VIMS

DuPaul retires

  • IMG_3769.jpg
     Members of the VIMS community gather for Dr. DuPaul's retirement ceremony in Watermen's Hall on December 11, 2008.  
  • IMG_3770.jpg
     Dr. Bill DuPaul (2nd from L) following his December retirement ceremony at VIMS. From L: Emeritus Professor Maurice Lynch, DuPaul, VIMS Dean and Director John Wells, and Emeritus Professor Robert Byrne.  
  • DuPaul et al on boat.jpg
     Dr. Bill DuPaul (C) joins with graduate students David Rudders (L) and Noelle Yochum (R) aboard a commercial scallop boat during a monitoring survey.  
Photo - of -

Dr. William (Bill) DuPaul has retired as Director of the Sea Grant Marine Advisory Program at the Virginia Institute of Marine Science (VIMS).

DuPaul devoted 32 years of exceptional service to VIMS and Virginia Sea Grant, including seminal contributions to the development of the crab-shedding industry, finfish and shellfish aquaculture, and the rebuilding of Virginia’s scallop fishery.

DuPaul is recognized internationally as a leading expert in fishing-gear design and evaluation, including development of exclusion devices for threatened and endangered turtles, and has spent many days at sea working hand in hand with industry. Taking data from the deck to the shore, he became a nationally recognized contributor to fishery stock assessment and management tasks.

The College of William and Mary’s Board of Visitors issued a resolution in November of 2008 recognizing DuPaul’s contributions: “Bill exhibits a rare ability to span the spectrum from pure science to delivery of practical guidance to a broad audience of users. This ability has been a hallmark of the leadership he has provided to the Marine Advisory Program.”

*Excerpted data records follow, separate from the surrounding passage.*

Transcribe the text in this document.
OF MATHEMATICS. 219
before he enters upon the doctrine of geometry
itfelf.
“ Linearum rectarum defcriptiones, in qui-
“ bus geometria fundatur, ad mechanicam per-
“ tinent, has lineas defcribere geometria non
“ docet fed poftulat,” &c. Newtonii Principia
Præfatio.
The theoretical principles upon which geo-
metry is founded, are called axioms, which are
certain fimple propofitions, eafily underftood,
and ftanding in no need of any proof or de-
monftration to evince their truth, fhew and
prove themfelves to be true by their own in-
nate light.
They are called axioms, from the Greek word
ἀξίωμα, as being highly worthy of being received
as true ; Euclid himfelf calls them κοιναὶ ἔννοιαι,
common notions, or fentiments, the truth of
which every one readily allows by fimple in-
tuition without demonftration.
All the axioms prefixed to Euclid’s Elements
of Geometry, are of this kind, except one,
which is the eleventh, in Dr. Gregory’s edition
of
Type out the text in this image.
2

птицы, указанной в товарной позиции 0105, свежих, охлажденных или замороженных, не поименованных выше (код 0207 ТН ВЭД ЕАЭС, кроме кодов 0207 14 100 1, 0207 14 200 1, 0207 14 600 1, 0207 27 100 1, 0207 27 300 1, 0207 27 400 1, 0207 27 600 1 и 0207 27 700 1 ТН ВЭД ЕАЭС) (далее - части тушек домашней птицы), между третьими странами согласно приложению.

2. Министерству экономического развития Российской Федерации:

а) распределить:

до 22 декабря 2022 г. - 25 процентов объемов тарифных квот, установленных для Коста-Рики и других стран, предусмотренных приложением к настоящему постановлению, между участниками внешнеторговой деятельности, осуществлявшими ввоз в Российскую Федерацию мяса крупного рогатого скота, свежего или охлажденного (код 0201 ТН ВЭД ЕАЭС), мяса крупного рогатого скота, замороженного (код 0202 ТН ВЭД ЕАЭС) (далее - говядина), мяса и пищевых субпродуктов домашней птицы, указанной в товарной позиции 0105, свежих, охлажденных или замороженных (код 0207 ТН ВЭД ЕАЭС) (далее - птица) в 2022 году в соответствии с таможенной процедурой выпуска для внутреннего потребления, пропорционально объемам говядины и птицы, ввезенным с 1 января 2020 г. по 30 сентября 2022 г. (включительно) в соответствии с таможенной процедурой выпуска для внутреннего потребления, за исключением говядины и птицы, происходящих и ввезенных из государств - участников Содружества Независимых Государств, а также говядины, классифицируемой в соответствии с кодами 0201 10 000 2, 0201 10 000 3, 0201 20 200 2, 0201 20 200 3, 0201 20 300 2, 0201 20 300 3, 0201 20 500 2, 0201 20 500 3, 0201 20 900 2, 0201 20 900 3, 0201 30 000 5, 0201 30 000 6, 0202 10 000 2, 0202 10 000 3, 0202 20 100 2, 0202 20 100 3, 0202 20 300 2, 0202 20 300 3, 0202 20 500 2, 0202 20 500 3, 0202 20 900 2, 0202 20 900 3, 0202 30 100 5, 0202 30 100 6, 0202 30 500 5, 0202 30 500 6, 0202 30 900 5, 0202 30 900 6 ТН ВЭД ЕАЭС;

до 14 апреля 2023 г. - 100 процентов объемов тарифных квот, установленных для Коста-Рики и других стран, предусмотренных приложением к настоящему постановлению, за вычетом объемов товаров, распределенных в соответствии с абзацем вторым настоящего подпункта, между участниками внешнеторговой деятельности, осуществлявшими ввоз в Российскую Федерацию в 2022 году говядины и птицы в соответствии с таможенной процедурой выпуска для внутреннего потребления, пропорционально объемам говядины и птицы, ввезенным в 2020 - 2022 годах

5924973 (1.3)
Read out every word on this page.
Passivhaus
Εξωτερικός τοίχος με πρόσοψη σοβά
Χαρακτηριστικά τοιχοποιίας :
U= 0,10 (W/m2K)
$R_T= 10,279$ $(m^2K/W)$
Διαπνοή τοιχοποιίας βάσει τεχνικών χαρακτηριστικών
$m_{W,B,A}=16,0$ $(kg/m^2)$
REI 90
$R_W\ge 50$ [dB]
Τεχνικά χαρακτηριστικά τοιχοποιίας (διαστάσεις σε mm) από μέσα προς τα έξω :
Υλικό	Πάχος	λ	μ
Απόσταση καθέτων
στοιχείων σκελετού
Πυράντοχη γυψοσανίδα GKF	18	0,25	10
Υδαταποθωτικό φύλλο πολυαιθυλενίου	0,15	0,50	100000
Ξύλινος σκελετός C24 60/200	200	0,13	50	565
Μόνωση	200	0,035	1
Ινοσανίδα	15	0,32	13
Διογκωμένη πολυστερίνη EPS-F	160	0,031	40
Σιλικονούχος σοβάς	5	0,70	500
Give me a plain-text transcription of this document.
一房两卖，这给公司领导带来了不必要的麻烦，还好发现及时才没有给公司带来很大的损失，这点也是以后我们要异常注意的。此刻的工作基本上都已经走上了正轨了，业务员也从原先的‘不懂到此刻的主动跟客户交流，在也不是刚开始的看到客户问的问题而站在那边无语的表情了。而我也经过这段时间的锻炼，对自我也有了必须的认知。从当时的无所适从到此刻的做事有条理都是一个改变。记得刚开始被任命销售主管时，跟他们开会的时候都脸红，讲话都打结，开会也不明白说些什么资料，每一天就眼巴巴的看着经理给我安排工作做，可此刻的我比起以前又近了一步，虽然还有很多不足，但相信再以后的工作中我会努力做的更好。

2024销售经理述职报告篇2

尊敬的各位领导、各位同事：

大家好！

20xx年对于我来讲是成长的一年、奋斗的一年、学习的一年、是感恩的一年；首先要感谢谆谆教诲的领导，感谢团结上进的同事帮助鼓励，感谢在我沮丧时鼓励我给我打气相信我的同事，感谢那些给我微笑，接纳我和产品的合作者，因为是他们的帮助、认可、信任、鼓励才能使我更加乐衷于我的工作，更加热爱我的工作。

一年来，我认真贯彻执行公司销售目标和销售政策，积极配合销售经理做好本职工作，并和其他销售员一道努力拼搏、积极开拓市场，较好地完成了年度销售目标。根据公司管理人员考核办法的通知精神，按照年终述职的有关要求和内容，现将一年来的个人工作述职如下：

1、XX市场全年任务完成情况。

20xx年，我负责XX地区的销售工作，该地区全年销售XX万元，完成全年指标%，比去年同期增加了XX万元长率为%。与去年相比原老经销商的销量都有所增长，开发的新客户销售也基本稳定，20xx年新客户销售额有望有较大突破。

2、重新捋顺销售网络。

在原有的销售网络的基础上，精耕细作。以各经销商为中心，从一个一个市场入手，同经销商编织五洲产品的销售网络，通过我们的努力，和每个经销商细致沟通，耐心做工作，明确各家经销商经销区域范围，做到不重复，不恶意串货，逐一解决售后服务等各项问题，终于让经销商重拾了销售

These sentiments are echoed by DuPaul’s contacts in the fishing industry and at regulatory agencies. DuPaul “has been a cornerstone of Sea Grant research in support of many East Coast fisheries for over 20 years,” says Ronald Smolowitz, the technical advisor to the Fisheries Survival Fund (FSF), an organization that represents the majority of the US sea scallop fleet. “Bill advocated and tested 4-inch scallop rings in the sea scallop fishery when most fishermen attacked their use. Time has shown that Bill was correct in advocating for the use of 4-inch rings, which are now required and accepted as beneficial by the fleet. […His] efforts are recognized by our industry as being very supportive and give the Sea Grant Program a good name in the eyes of fishermen.”

“Bill has made enormous contributions to scallop research and consequently the scallop fishery and the communities it supports,” says Patricia Fiorelli of the New England Fishery Management Council. “The projects that he and his students have been involved in over the years as well as his participation on the Scallop Plan Development Team have literally revolutionized the scallop management program while at the same time allowing us to meet our conservation and management goals.”

Professor DuPaul received his B.S. in 1965 from Bridgewater State College, and his M.A. (1968) and Ph.D. (1972) from the College of William and Mary. He joined the William and Mary faculty for a one-year period in 1972-1973 as an Assistant Professor in the School of Marine Science at VIMS. After a four-year appointment at Massachusetts Maritime Academy he returned to VIMS in 1977 as an Associate Professor, Chair of the Department of Advisory Services, and Coordinator of the Sea Grant Advisory Program. He was promoted to Professor in 1985.

DuPaul’s Sea Grant efforts have been regularly recognized at the national level during his years of leadership, including receipt in 2008 of the prestigious William Q. Wick Award for Visionary Career Leadership by the assembly of Sea Grant Extension Program Leaders.

During his career, Professor DuPaul has authored and co-authored more than 40 scientific papers in technical journals and more than 60 scholarly presentations and talks.

In addition to his notable accomplishments in scientific research and advisory service, Professor DuPaul has also demonstrated excellence in teaching and mentorship. He served as major or co-major advisor to 23 graduate students at VIMS, and plans to continue pursuing his research on the scallop fishery as a Professor Emeritus.